18 Ende den Arvadi, ende den Zemari, ende den Hamathi: ende daer na zijn de huysgesinnen der Canaaniten verspreydet.
19 Ende de lantpale der Canaaniten was van Zidon, daer ghy gaet nae Gerar tot Gaza toe: daer ghy gaet nae Sodom ende Gomorra, ende Adama, ende Zeboim tot Lasa toe.
20 Dit zijn Chams sonen, na hare huysgesinnen, nae hare spraken: in hare landtschappen, in hare volckeren.
21 Voorts zijn Sem [ sonen ] geboren, deselve is oock de vader aller sonen van Heber, broeder van Iapheth de grootste.
22 Sems sonen waren Elam, ende Assur, ende Arphacsad, ende Lud, ende Aram.

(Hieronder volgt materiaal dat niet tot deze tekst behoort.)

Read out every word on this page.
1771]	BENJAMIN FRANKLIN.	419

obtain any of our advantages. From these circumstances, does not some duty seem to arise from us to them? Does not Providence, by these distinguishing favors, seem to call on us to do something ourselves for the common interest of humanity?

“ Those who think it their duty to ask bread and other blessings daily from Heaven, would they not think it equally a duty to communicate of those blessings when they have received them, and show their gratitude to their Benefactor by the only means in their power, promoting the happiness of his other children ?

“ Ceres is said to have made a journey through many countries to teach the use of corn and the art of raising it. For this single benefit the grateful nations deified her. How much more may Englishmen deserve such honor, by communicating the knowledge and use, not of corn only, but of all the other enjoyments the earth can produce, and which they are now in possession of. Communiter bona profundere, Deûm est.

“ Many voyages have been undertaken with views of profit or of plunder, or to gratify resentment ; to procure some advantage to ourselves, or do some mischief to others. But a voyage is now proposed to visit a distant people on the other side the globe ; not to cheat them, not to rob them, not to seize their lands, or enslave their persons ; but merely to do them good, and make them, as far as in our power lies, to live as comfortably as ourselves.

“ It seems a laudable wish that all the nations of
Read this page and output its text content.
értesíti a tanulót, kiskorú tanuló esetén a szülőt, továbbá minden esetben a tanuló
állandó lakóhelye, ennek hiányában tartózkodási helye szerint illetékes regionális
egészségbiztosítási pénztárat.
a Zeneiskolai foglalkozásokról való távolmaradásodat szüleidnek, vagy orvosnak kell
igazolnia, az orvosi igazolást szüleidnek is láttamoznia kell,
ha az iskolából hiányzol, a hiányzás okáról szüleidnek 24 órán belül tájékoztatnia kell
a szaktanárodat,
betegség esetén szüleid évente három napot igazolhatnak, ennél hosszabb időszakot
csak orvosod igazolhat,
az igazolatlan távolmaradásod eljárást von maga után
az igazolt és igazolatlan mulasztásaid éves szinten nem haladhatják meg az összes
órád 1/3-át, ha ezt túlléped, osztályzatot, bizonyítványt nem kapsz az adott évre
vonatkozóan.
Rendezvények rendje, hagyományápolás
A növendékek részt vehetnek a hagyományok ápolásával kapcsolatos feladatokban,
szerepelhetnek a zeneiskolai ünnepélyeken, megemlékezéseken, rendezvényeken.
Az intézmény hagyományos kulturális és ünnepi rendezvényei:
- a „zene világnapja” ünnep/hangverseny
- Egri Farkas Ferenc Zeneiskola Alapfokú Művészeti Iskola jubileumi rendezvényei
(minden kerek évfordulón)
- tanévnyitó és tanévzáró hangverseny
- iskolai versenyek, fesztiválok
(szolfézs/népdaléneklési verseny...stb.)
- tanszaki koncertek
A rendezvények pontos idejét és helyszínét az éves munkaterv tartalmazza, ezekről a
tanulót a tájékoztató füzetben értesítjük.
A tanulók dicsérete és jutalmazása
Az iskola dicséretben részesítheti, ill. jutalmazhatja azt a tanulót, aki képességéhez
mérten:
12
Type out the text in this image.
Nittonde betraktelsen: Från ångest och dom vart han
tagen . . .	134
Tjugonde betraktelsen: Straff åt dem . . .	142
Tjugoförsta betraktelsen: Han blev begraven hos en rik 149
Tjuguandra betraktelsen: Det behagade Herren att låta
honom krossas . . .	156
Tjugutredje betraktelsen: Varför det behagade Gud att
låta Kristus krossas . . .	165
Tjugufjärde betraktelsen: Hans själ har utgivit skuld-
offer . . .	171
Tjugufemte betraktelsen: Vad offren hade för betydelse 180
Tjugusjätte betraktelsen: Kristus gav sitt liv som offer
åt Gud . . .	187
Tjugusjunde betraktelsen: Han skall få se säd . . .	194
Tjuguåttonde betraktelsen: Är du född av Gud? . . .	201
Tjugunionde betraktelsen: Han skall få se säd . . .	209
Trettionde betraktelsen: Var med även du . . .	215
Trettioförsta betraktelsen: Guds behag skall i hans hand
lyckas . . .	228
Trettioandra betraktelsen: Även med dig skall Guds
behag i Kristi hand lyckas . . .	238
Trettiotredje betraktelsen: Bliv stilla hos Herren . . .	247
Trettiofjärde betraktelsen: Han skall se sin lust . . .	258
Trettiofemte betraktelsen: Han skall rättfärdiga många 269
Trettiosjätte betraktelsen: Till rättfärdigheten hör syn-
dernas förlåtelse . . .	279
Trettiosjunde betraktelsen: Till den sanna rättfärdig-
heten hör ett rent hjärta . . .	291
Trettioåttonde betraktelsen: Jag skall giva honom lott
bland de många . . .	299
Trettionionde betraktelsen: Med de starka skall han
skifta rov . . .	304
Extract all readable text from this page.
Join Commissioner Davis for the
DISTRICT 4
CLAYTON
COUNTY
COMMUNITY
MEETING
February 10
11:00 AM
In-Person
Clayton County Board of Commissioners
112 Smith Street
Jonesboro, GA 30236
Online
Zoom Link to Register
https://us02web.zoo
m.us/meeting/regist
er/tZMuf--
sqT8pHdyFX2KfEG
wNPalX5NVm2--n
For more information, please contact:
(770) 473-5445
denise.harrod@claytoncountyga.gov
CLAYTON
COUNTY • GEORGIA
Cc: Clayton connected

23 Ende Arams sonen waren, Uz, ende Hul, ende Gether, ende Mas.
24 Ende Arphacsad ghewan Selah: ende Selah gewan Heber.
25 Ende Heber werden twee sonen geboren: des eenen naem was Peleg: want in sijne dagen is de aerde verdeylt, ende sijnes broeders naem was Ioktan.
26 Ende Ioktan gewan Almodad, ende Seleph, ende Hazarmavet, ende Iarah;
27 Ende Hadoram, ende Uzal, ende Dikla;
28 Ende Obal, ende Abimaël, ende Scheba;
29 Ende Ophir, ende Havila, ende Iobab: dese alle waren Ioktans sonen.
30 Ende hare wooninge was van Mescha af, daer ghy gaet nae Sephar, het geberghte van ’t Oosten.
31 Dit zijn Sems sonen, nae hare huysgesinnen, nae hare spraken; in hare landtschappen, nae hare volckeren.
32 Dit zijn de huysghesinnen der sonen van Noach, nae hare geboorten, in hare volckeren: ende van dese zijn de volckeren op d’aerde verdeelt nae den Vloedt.